Words Greg Offer
I regularly get asked to comment on scientific breakthroughs. Papers published that make bold claims about how they will change the world, or company announcements of new technology. Academic papers can sometimes be hard to reproduce, but company announcements are even harder to scrutinise. Companies don’t have to publish enough information so others can repeat their work. In fact, the exact opposite is the case – they don’t want to give away vital IP to competitors. Therefore, it becomes a difficult task to assess which advancements are going to be the next big thing and which are just marketing and investor relations.
When looking at companies, I normally follow the people. Look at the key founders, and see if they have published any papers, or filed patents in their name, not just the company name. This often gives us a reasonable insight into the IP the company might have started with, but beyond that the trail can often get harder as a business mindset takes over the academic one.
The other thing I consider is the technology readiness level (TRL), with some important caveats. With academic papers it is straightforward and reasonably safe to assume they are at TRL2, perhaps 3 but rarely further. For new materials I then apply a crude three-year rule. That it takes around three years to scale up production by an order of magnitude. Annual cathode demand exceeded 500kt in 2021 and is projected to increase by an order of magnitude by the end of the decade. Therefore, if to write a paper you need to have made 10g, it could take 15 years to make a tonne, and another 15 years to commercialize and make a 100kt a year. That’s just 2% or less of the market by the time it comes to market. To put this into context silicon was first ‘discovered’ as an anode material in the late 1990s and is finding its way into batteries at increasing proportions almost 30 years later.

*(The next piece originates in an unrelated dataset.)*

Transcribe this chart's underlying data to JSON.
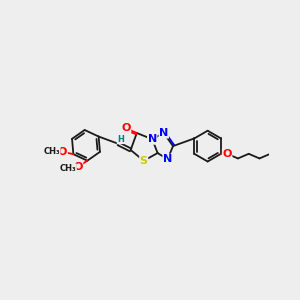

The three-year rule doesn’t apply to everything. Some technologies can be scaled up quicker, such as changes to manufacturing processes particularly if they are modifications to existing processes rather than requiring new technologies. This is a challenge facing solid state batteries, in addition to meeting the challenge of scaling up the volume of materials available. I predict that the successful companies are most likely to be those that can adapt existing manufacturing processes rather than innovate entirely new ones.
However, possibly the most exciting, with the fastest route to market, is software. Incumbents like Tesla have been doing over-the-air software upgrades since they started. It is possible to go from a new battery control software, after a few years testing, to a widespread rollout across millions of vehicles or devices, within a few years.